When you examine those yellower corn plants the light green/dark green streaking can be seen which is indicative of micronutrient shortages. If the plants had a large root system in a nutrient-filled soil that was not crusted or compacted, the prospects with doing nothing would be rosy. That may not be the case.
The proper response may be to be proactive in such fields, pull early tissue tests and respond by making an application of a micronutrient mix while the plants can respond to the minerals.
Remember that the demand for such products will likely exceed their supply so the early customers are more likely to get their hands on the product mixes. Those companies had to try to guess demand last December and January in order to purchase raw minerals for manufacturing, get the products made, then distributing them during the cropping season.
Building too much inventory was not their goal.

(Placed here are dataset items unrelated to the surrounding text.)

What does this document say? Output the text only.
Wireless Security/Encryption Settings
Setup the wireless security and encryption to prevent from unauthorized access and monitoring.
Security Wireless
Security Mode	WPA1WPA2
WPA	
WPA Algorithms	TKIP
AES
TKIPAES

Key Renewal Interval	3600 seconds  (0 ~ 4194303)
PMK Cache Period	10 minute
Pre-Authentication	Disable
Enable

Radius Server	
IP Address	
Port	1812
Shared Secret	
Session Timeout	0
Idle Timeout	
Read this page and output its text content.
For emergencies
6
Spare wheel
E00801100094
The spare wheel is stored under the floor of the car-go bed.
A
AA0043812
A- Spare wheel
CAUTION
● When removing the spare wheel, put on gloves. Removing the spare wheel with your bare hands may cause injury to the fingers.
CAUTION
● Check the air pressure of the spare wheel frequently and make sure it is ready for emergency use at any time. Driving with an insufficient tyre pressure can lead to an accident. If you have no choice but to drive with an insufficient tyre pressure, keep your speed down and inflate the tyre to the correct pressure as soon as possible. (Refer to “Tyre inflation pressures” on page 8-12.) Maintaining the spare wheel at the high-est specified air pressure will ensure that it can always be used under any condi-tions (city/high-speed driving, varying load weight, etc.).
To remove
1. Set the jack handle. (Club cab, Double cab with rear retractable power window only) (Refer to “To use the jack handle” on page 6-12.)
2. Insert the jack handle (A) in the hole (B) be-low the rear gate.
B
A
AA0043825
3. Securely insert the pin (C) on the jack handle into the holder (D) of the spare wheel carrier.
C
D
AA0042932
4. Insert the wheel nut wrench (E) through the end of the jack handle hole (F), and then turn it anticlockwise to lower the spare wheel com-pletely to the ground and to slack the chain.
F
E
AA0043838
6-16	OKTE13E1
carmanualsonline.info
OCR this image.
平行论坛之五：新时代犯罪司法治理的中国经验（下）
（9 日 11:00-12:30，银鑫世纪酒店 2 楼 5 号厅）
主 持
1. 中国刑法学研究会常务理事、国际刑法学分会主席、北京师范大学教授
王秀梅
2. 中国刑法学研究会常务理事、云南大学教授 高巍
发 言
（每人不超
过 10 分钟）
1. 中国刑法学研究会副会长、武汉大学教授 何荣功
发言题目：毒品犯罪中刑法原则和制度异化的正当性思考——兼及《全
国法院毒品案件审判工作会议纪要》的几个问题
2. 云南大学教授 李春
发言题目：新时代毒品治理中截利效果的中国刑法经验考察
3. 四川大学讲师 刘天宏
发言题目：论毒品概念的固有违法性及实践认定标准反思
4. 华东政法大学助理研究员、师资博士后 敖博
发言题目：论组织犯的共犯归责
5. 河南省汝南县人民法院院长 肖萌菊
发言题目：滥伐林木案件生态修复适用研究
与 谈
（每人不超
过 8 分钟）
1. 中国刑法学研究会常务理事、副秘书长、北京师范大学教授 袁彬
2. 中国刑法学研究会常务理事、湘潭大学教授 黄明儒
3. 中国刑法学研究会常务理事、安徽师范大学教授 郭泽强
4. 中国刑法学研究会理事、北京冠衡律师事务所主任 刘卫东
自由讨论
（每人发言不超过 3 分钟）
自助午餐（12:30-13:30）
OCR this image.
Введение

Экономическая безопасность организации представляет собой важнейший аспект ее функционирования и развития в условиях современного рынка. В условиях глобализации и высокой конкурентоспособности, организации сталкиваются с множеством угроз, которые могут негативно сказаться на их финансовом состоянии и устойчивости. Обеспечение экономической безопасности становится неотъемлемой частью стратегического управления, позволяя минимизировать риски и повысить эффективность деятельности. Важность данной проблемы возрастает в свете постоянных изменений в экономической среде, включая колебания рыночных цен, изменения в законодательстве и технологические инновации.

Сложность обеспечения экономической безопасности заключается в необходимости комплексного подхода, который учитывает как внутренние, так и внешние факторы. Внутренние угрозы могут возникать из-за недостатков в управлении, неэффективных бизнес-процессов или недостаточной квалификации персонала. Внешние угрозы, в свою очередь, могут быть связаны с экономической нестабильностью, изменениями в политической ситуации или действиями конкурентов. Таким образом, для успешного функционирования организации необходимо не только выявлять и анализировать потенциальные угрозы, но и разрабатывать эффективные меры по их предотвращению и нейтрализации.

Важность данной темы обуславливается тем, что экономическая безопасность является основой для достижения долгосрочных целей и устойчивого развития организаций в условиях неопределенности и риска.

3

Responding accurately to this challenge now is likely going to be a key factor in determining which fields have problems with Goss’s wilt later this summer and fall.
Get your micro-nutrient products reserved at your supplier now before it is all spoken for.
Volunteer anyone?
In a related issue, the amount of volunteer corn in second-year corn fields is catching people’s attention. When there were 25 to 50 bushels of corn left on the ground due to severe Goss’s stalk lodging last fall and then it didn’t rot, such problems were expected.
We had heard that row crop cultivator manufacturers put on extra shifts to meet demand from growers in the new row crop areas of the Northern Corn Belt.
It appears that more growers in Iowa will be trying to find or pull an older cultivator out of their sheds and put it to use this year.
If we have a dry season eliminating the 30,000 to 60,000 extra plants per acre could be important.
Good luck in getting everything done in the coming weeks.